The het-s locus of Podospora anserina is a heterokaryon incompatibility locus. The coexpression of the antagonistic het-s and het-S alleles triggers a lethal reaction that prevents the formation of viable heterokaryons. Strains that contain the het-s allele can display two different phenotypes, [Het-s] or [Het-s*], according to their reactivity in incompatibility. The detection in these phenotypically distinct strains of a protein expressed from the het-s gene indicates that the difference in reactivity depends on a posttranslational difference between two forms of the polypeptide encoded by the het-s gene. This posttranslational modification does not affect the electrophoretic mobility of the protein in SDS/PAGE. Several results suggest a similarity of behavior between the protein encoded by the het-s gene and prions. The [Het-s] character can propagate in [Het-s*] strains as an infectious agent, producing a [Het-s*] --> [Het-s] transition, independently of protein synthesis. Expression of the [Het-s] character requires a functional het-s gene. The protein present in [Het-s] strains is more resistant to proteinase K than that present in [Het-s*] mycelium. Furthermore, overexpression of the het-s gene increases the frequency of the transition from [Het-s*] to [Het-s]. We propose that this transition is the consequence of a self-propagating conformational modification of the protein mediated by the formation of complexes between the two different forms of the polypeptide.

Figure 1

Immunoblot analysis of proteins isolated from [Het-s] and [Het-s*] strains (A) or from strains that contain the het-s ORF under the control of its promoter or under the control of the promoter of the glyceraldehyde 3-phosphate dehydrogenase (G3PD) gene of A. nidulans (B).

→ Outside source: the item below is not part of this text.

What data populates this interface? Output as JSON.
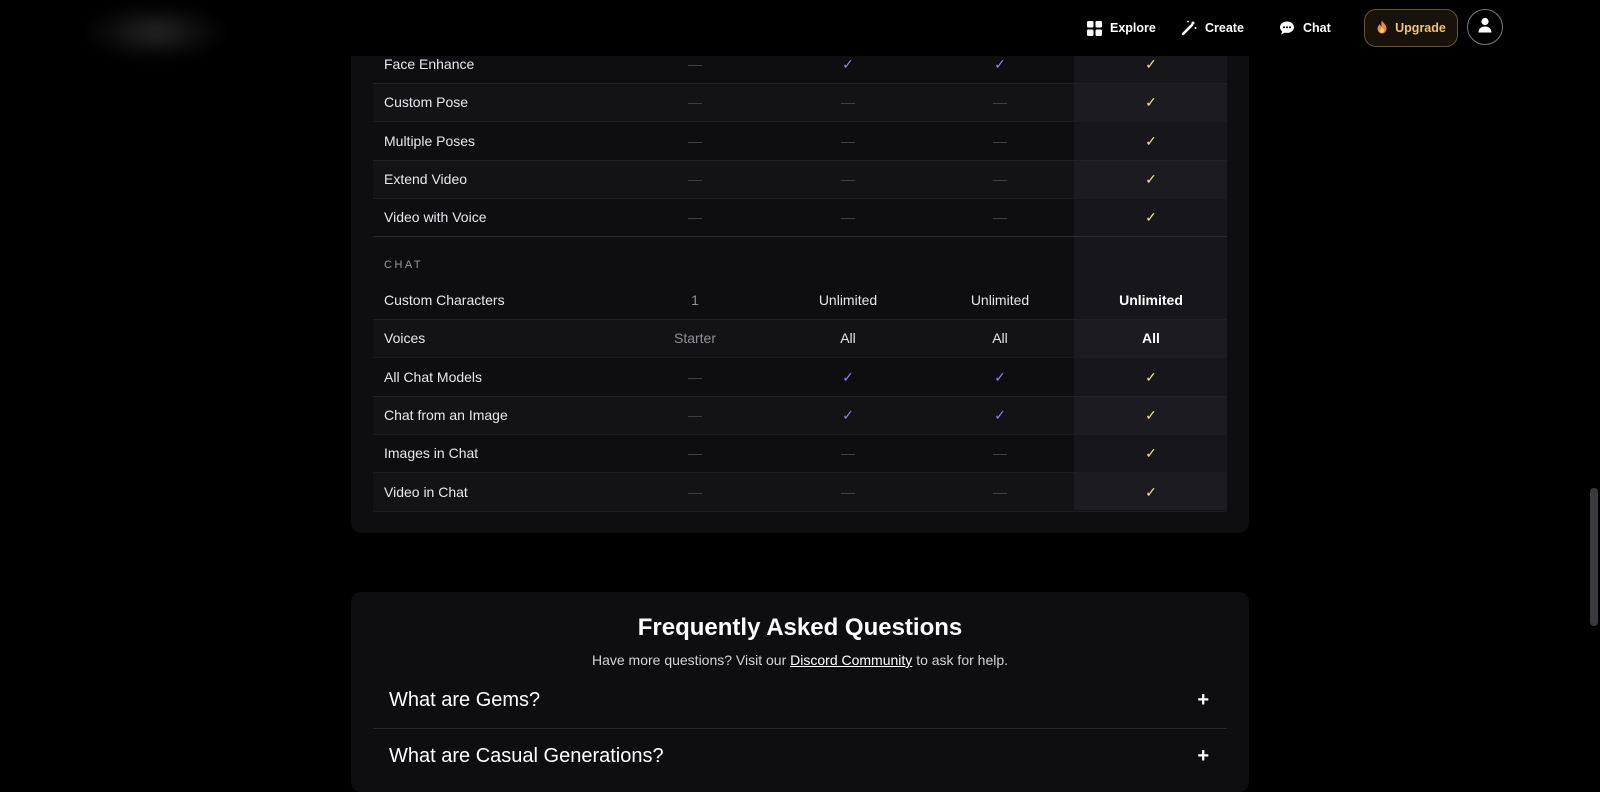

Markers used for gel calibration were muscle rabbit phosphorylase B (97.4 kDa), BSA (66 kDa), egg albumin (45 kDa), and carbonic anhydrase from bovine erythrocytes (29 kDa). Arrowheads indicate position of protein encoded by the het-s gene.

Figure 2

Schematic drawing of the experimental device used to analyze the [Het-s*] → [Het-s] transition. The striped square shows the position where a piece of mycelium was picked up 15 hr after the fusion of donor and recipient mycelia to determine the phenotype.

Figure 3

Immunoblot of protein extracts from [Het-s] and [Het-s*] strains after digestion for various times with proteinase K. Numbers on the left show the position of monomers, 1; dimers, 2; trimers, 3; and tetramers, 4.

Figure 4

Model of relations between the proteins encoded at the het-s locus. The het-S allele encodes a protein that can form complexes with the pHET-s polypeptide; coexpression of the two proteins triggers the incompatibility reaction. The het-s allele encodes the pHET-s* polypeptide, which is not reactive in incompatibility, and can be converted into a structurally different form, the prion form pHET-s, which is reactive against pHET-S, and can catalyze the conversion of pHET-s* to the pHET-s conformation.